Estimating a region's SARS-CoV-2 prevalence by accounting for under-reporting of cases

Patel, Virag and Taylor, Rachel A. and McCarthy, Catherine M. and Moir, Ruth and Kelly, Louise A. and Snary, Emma L. (2024) Estimating a region's SARS-CoV-2 prevalence by accounting for under-reporting of cases. PLOS One. ISSN 1932-6203 (In Press)

[thumbnail of Patel-etal-PLOS-One-2024-Estimating-a-regions-SARS-CoV-2-prevalence] Text. Filename: Patel-etal-PLOS-One-2024-Estimating-a-regions-SARS-CoV-2-prevalence.pdf
Accepted Author Manuscript
Restricted to Repository staff only until 1 January 2099.
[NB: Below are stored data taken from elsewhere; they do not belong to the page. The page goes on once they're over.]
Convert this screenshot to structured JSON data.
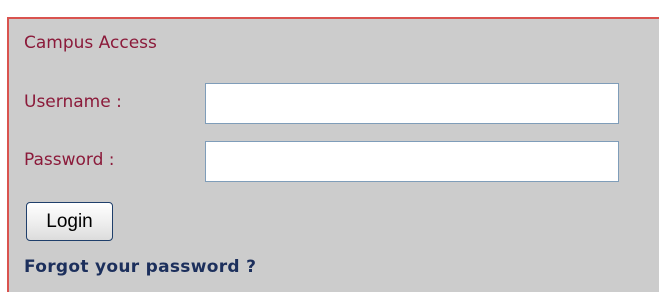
{
  "panel": {
    "title": "Campus Access",
    "border_color": "#d9534f",
    "background_color": "#cccccc"
  },
  "form": {
    "username_label": "Username :",
    "username_value": "",
    "password_label": "Password :",
    "password_value": "",
    "login_button": "Login",
    "forgot_link": "Forgot your password ?"
  },
  "colors": {
    "label_text": "#8b1a3a",
    "link_text": "#1c2f5c"
  }
}
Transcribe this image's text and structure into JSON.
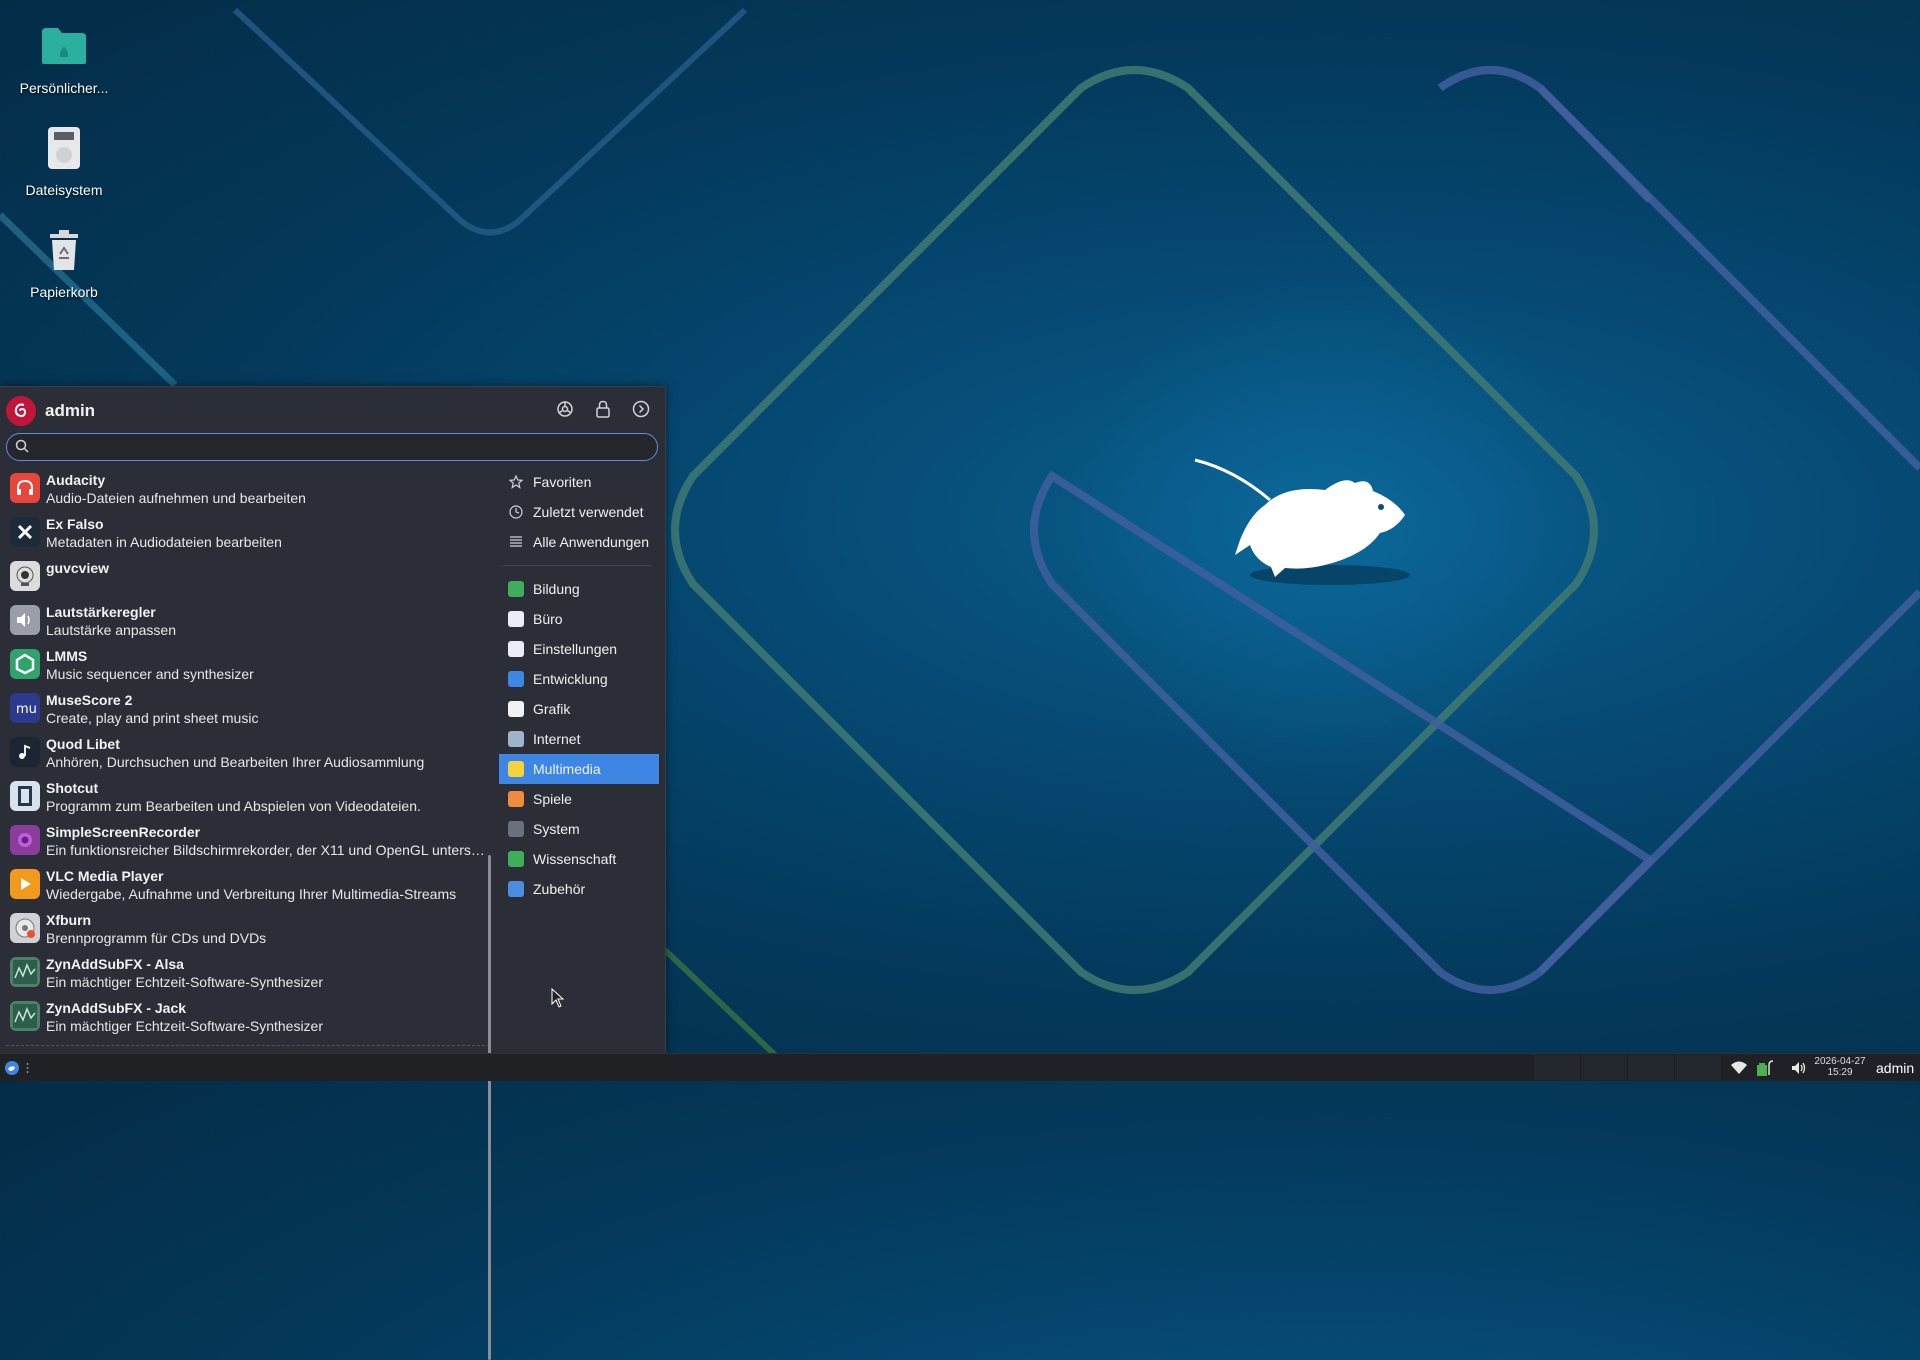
{
  "desktop": {
    "icons": [
      {
        "label": "Persönlicher..."
      },
      {
        "label": "Dateisystem"
      },
      {
        "label": "Papierkorb"
      }
    ]
  },
  "menu": {
    "username": "admin",
    "search_value": "",
    "apps": [
      {
        "name": "Audacity",
        "desc": "Audio-Dateien aufnehmen und bearbeiten",
        "icon": "headphones-icon",
        "color": "#e8463c"
      },
      {
        "name": "Ex Falso",
        "desc": "Metadaten in Audiodateien bearbeiten",
        "icon": "tag-icon",
        "color": "#1d2a3a"
      },
      {
        "name": "guvcview",
        "desc": "",
        "icon": "webcam-icon",
        "color": "#dcdcdc"
      },
      {
        "name": "Lautstärkeregler",
        "desc": "Lautstärke anpassen",
        "icon": "speaker-icon",
        "color": "#9a9ea6"
      },
      {
        "name": "LMMS",
        "desc": "Music sequencer and synthesizer",
        "icon": "lmms-icon",
        "color": "#2ea36b"
      },
      {
        "name": "MuseScore 2",
        "desc": "Create, play and print sheet music",
        "icon": "musescore-icon",
        "color": "#2b3a8c"
      },
      {
        "name": "Quod Libet",
        "desc": "Anhören, Durchsuchen und Bearbeiten Ihrer Audiosammlung",
        "icon": "music-note-icon",
        "color": "#1c2532"
      },
      {
        "name": "Shotcut",
        "desc": "Programm zum Bearbeiten und Abspielen von Videodateien.",
        "icon": "film-icon",
        "color": "#d8e2ea"
      },
      {
        "name": "SimpleScreenRecorder",
        "desc": "Ein funktionsreicher Bildschirmrekorder, der X11 und OpenGL unterst...",
        "icon": "record-icon",
        "color": "#8b3d9e"
      },
      {
        "name": "VLC Media Player",
        "desc": "Wiedergabe, Aufnahme und Verbreitung Ihrer Multimedia-Streams",
        "icon": "play-icon",
        "color": "#f29a1c"
      },
      {
        "name": "Xfburn",
        "desc": "Brennprogramm für CDs und DVDs",
        "icon": "disc-burn-icon",
        "color": "#cfd3d8"
      },
      {
        "name": "ZynAddSubFX - Alsa",
        "desc": "Ein mächtiger Echtzeit-Software-Synthesizer",
        "icon": "synth-icon",
        "color": "#4f7f6a"
      },
      {
        "name": "ZynAddSubFX - Jack",
        "desc": "Ein mächtiger Echtzeit-Software-Synthesizer",
        "icon": "synth-icon",
        "color": "#4f7f6a"
      }
    ],
    "top_categories": [
      {
        "label": "Favoriten",
        "icon": "star-icon"
      },
      {
        "label": "Zuletzt verwendet",
        "icon": "clock-icon"
      },
      {
        "label": "Alle Anwendungen",
        "icon": "list-icon"
      }
    ],
    "categories": [
      {
        "label": "Bildung",
        "icon": "education-icon",
        "color": "#3fae5a"
      },
      {
        "label": "Büro",
        "icon": "office-icon",
        "color": "#e9eef6"
      },
      {
        "label": "Einstellungen",
        "icon": "settings-icon",
        "color": "#e9eef6"
      },
      {
        "label": "Entwicklung",
        "icon": "development-icon",
        "color": "#3d86e4"
      },
      {
        "label": "Grafik",
        "icon": "graphics-icon",
        "color": "#f2f2f2"
      },
      {
        "label": "Internet",
        "icon": "internet-icon",
        "color": "#9fb4cc"
      },
      {
        "label": "Multimedia",
        "icon": "multimedia-icon",
        "color": "#f5d33b",
        "active": true
      },
      {
        "label": "Spiele",
        "icon": "games-icon",
        "color": "#f08a3c"
      },
      {
        "label": "System",
        "icon": "system-icon",
        "color": "#6a7080"
      },
      {
        "label": "Wissenschaft",
        "icon": "science-icon",
        "color": "#3fae5a"
      },
      {
        "label": "Zubehör",
        "icon": "accessories-icon",
        "color": "#4b8de0"
      }
    ]
  },
  "panel": {
    "clock_date": "2026-04-27",
    "clock_time": "15:29",
    "user": "admin"
  },
  "colors": {
    "accent": "#3d86e4",
    "menu_bg": "#2b2e36",
    "panel_bg": "#1f2125"
  }
}
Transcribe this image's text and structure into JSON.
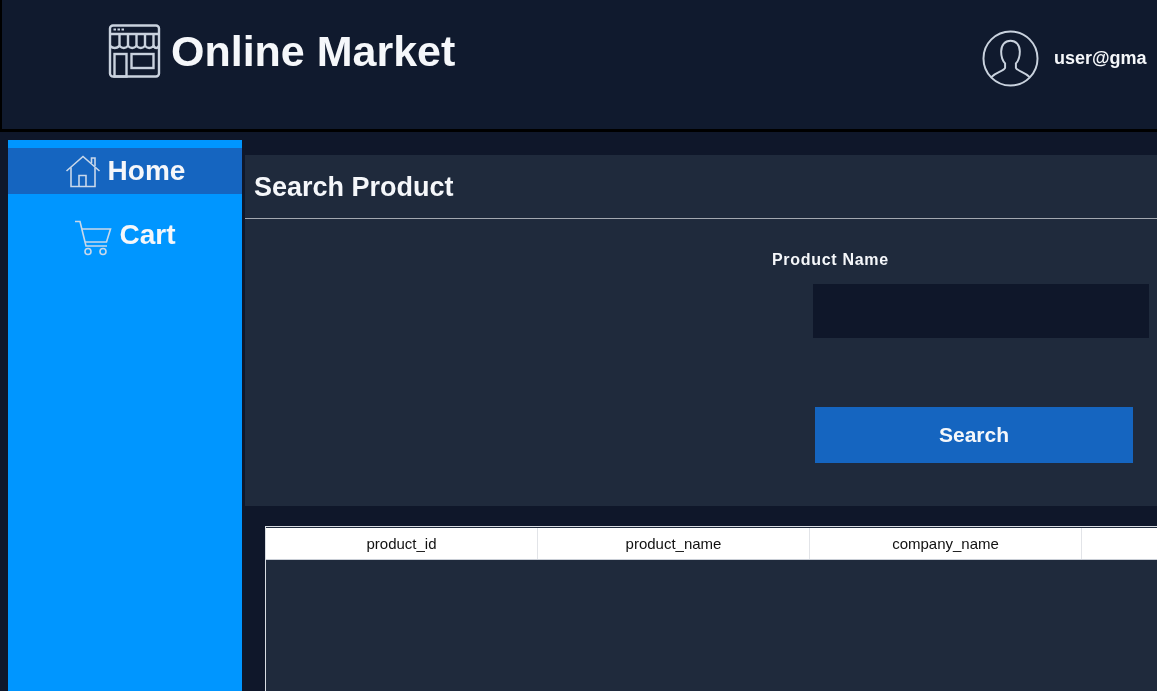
{
  "header": {
    "title": "Online Market",
    "user": "user@gma"
  },
  "sidebar": {
    "items": [
      {
        "label": "Home",
        "kind": "home",
        "selected": true
      },
      {
        "label": "Cart",
        "kind": "cart",
        "selected": false
      }
    ]
  },
  "search_panel": {
    "title": "Search Product",
    "field": {
      "label": "Product Name"
    },
    "button": "Search"
  },
  "table": {
    "columns": [
      "product_id",
      "product_name",
      "company_name"
    ]
  }
}
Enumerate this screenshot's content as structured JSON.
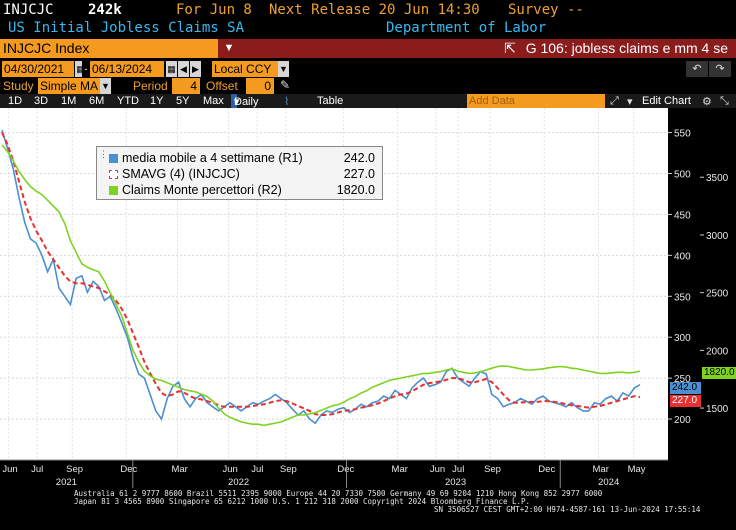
{
  "header": {
    "ticker": "INJCJC",
    "value": "242k",
    "for_label": "For Jun 8",
    "next_release": "Next Release 20 Jun 14:30",
    "survey": "Survey --",
    "description": "US Initial Jobless Claims SA",
    "source": "Department of Labor"
  },
  "security_bar": {
    "security": "INJCJC Index",
    "dropdown_icon": "chevron-down-icon",
    "title": "G 106: jobless claims e mm 4 se"
  },
  "dates": {
    "start": "04/30/2021",
    "end": "06/13/2024",
    "currency": "Local CCY"
  },
  "study": {
    "study_label": "Study",
    "study_value": "Simple MA",
    "period_label": "Period",
    "period_value": "4",
    "offset_label": "Offset",
    "offset_value": "0"
  },
  "toolbar": {
    "ranges": [
      "1D",
      "3D",
      "1M",
      "6M",
      "YTD",
      "1Y",
      "5Y",
      "Max"
    ],
    "frequency": "Daily",
    "table": "Table",
    "add_data": "Add Data",
    "edit_chart": "Edit Chart"
  },
  "legend": {
    "items": [
      {
        "label": "media mobile a 4 settimane (R1)",
        "value": "242.0",
        "color": "#4a8fd1"
      },
      {
        "label": "SMAVG (4) (INJCJC)",
        "value": "227.0",
        "color": "#e83030"
      },
      {
        "label": "Claims Monte percettori  (R2)",
        "value": "1820.0",
        "color": "#7ed321"
      }
    ]
  },
  "badges": {
    "blue": "242.0",
    "red": "227.0",
    "green": "1820.0"
  },
  "chart_data": {
    "type": "line",
    "y_left_ticks": [
      "550",
      "500",
      "450",
      "400",
      "350",
      "300",
      "250",
      "200"
    ],
    "y_right_ticks": [
      "3500",
      "3000",
      "2500",
      "2000",
      "1500"
    ],
    "x_month_labels": [
      "Jun",
      "Jul",
      "Sep",
      "Dec",
      "Mar",
      "Jun",
      "Jul",
      "Sep",
      "Dec",
      "Mar",
      "Jun",
      "Jul",
      "Sep",
      "Dec",
      "Mar",
      "May"
    ],
    "x_year_labels": [
      "2021",
      "2022",
      "2023",
      "2024"
    ],
    "ylim_left": [
      150,
      580
    ],
    "ylim_right": [
      1050,
      4100
    ],
    "series": [
      {
        "name": "media mobile a 4 settimane (R1)",
        "axis": "left",
        "color": "#4a8fd1",
        "values": [
          553,
          530,
          505,
          470,
          440,
          420,
          415,
          400,
          380,
          395,
          360,
          350,
          340,
          372,
          375,
          355,
          368,
          362,
          345,
          350,
          335,
          318,
          300,
          275,
          255,
          250,
          230,
          210,
          200,
          225,
          240,
          245,
          225,
          215,
          225,
          230,
          220,
          215,
          210,
          215,
          220,
          215,
          210,
          215,
          220,
          218,
          222,
          225,
          230,
          225,
          220,
          212,
          205,
          210,
          200,
          195,
          205,
          210,
          208,
          212,
          214,
          208,
          212,
          218,
          215,
          220,
          222,
          228,
          225,
          235,
          230,
          225,
          238,
          245,
          250,
          240,
          242,
          245,
          258,
          262,
          250,
          245,
          240,
          250,
          258,
          255,
          230,
          225,
          215,
          218,
          220,
          225,
          222,
          218,
          225,
          228,
          222,
          220,
          218,
          215,
          220,
          214,
          210,
          210,
          220,
          218,
          225,
          228,
          222,
          232,
          228,
          238,
          242
        ]
      },
      {
        "name": "SMAVG (4) (INJCJC)",
        "axis": "left",
        "color": "#e83030",
        "values": [
          550,
          535,
          515,
          490,
          465,
          445,
          430,
          418,
          405,
          395,
          385,
          375,
          368,
          366,
          366,
          364,
          362,
          360,
          356,
          352,
          345,
          335,
          322,
          305,
          288,
          270,
          256,
          243,
          232,
          228,
          230,
          234,
          232,
          228,
          225,
          224,
          222,
          220,
          217,
          215,
          215,
          215,
          215,
          215,
          216,
          217,
          218,
          220,
          222,
          223,
          222,
          219,
          216,
          213,
          210,
          206,
          205,
          205,
          206,
          208,
          210,
          211,
          212,
          214,
          215,
          217,
          219,
          222,
          225,
          228,
          230,
          231,
          234,
          238,
          242,
          244,
          245,
          246,
          248,
          250,
          250,
          248,
          245,
          245,
          247,
          249,
          245,
          238,
          230,
          223,
          220,
          220,
          221,
          221,
          221,
          222,
          222,
          221,
          220,
          218,
          217,
          216,
          215,
          214,
          215,
          216,
          218,
          220,
          222,
          224,
          226,
          228,
          227
        ]
      },
      {
        "name": "Claims Monte percettori  (R2)",
        "axis": "right",
        "color": "#7ed321",
        "values": [
          3780,
          3720,
          3640,
          3550,
          3480,
          3420,
          3380,
          3350,
          3300,
          3250,
          3200,
          3100,
          2950,
          2850,
          2750,
          2720,
          2700,
          2680,
          2600,
          2500,
          2400,
          2300,
          2150,
          2000,
          1900,
          1820,
          1780,
          1750,
          1740,
          1720,
          1700,
          1680,
          1660,
          1650,
          1640,
          1620,
          1600,
          1560,
          1500,
          1450,
          1420,
          1400,
          1380,
          1370,
          1360,
          1360,
          1350,
          1360,
          1370,
          1380,
          1400,
          1420,
          1440,
          1440,
          1450,
          1460,
          1480,
          1500,
          1520,
          1530,
          1550,
          1580,
          1600,
          1630,
          1650,
          1680,
          1700,
          1720,
          1740,
          1750,
          1760,
          1770,
          1780,
          1790,
          1800,
          1800,
          1810,
          1815,
          1830,
          1840,
          1820,
          1810,
          1800,
          1805,
          1815,
          1830,
          1845,
          1860,
          1865,
          1860,
          1850,
          1840,
          1830,
          1830,
          1835,
          1840,
          1850,
          1855,
          1860,
          1855,
          1845,
          1840,
          1830,
          1820,
          1810,
          1800,
          1800,
          1805,
          1810,
          1810,
          1805,
          1810,
          1820
        ]
      }
    ]
  },
  "footer": {
    "line1": "Australia 61 2 9777 8600 Brazil 5511 2395 9000 Europe 44 20 7330 7500 Germany 49 69 9204 1210 Hong Kong 852 2977 6000",
    "line2": "Japan 81 3 4565 8900          Singapore 65 6212 1000          U.S. 1 212 318 2000          Copyright 2024 Bloomberg Finance L.P.",
    "line3": "SN 3506527 CEST GMT+2:00 H974-4587-161 13-Jun-2024 17:55:14"
  }
}
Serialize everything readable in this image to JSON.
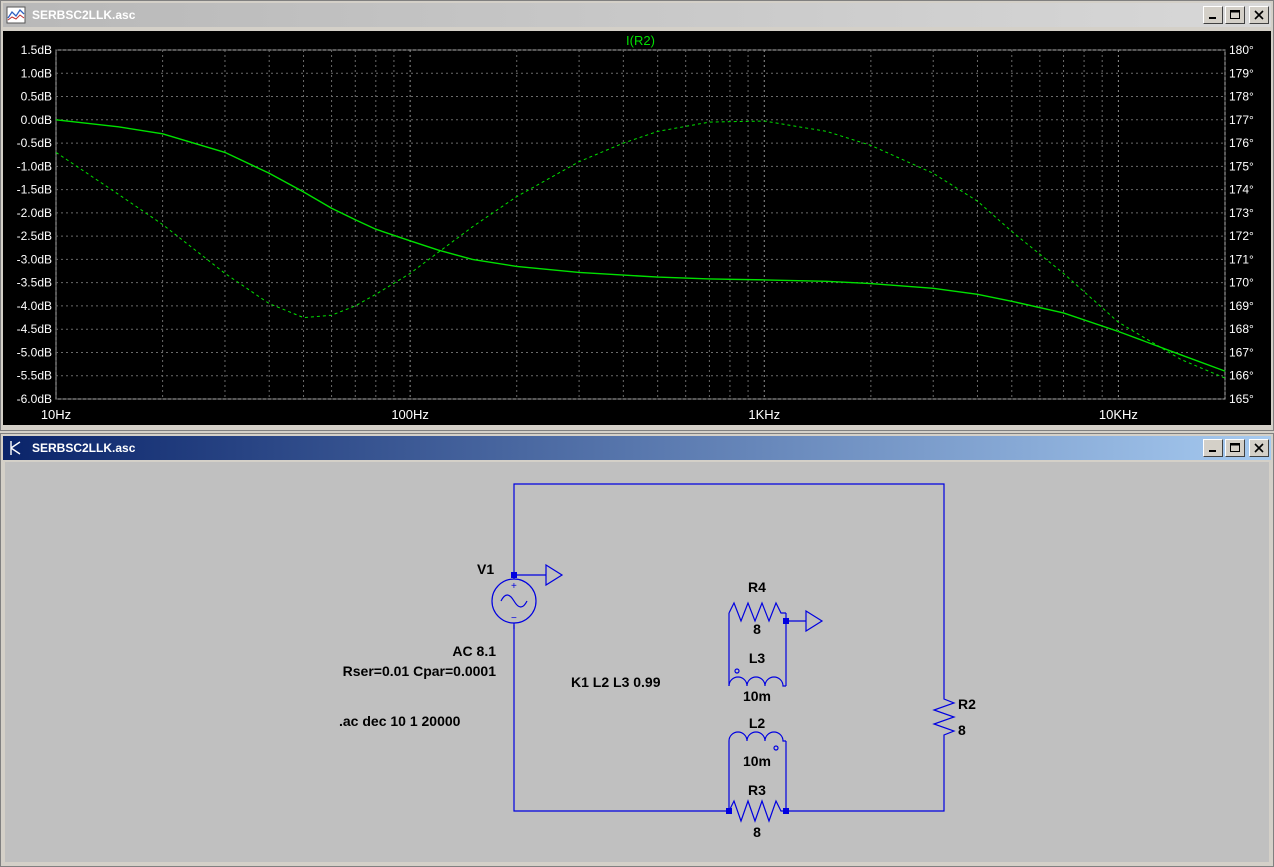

Download (765kB) | Request a copy


The first year since the identification of SARS-CoV-2 (December 2019 to December 2020) saw more than 83 million cases of COVID-19 worldwide. Comparisons of prevalence between regions can inform policy decisions and help implement appropriate control measures. However, estimating prevalence can be challenging because officially reported figures are likely to be underestimates. Previous methods for estimating prevalence fail to incorporate differences between populations or testing rates, therefore direct comparisons can be misleading. We present an improved methodology for estimating prevalence of SARS-CoV-2. We apply an age-adjustment since age of the population influences the case-fatality rate and the asymptomatic rate, both of which influence predicted prevalence. Further, we estimate an under-reporting factor, based on testing rates, and use this to adjust our prevalence estimates. We estimate the prevalence for 146 countries and all 50 US states. Our estimates show that on 30th December 2020, the countries with the highest estimated prevalence were Slovenia (1.86%, 95% CI: 1.59 – 2.22), Czech Republic (1.71%, 95% CI: 1.47 – 2.03) and Montenegro (1.64%, 95% CI: 1.41 – 1.94). We conclude that 47.84% (95% CI: 40.97 - 56.51) of all global cases were from India, Brazil and the USA at that time. Our results suggest that Guyana (0.10 tests per predicted case), Afghanistan (0.11 tests per predicted case) and French Polynesia (0.11 tests per predicted case) had the highest under-reporting within the top 25 countries. These results can be used to understand the risk between different geographical areas and highlight where the prevalence of SARS-CoV-2 is increasing most rapidly. Our UK estimates were validated against the UK Office for National Statistics prevalence survey and showed consistent agreement over the course of 2020. The methodology can be adapted for use in future pandemics, especially in the early stages prior to vaccination, or for other diseases with similar under-reporting issues.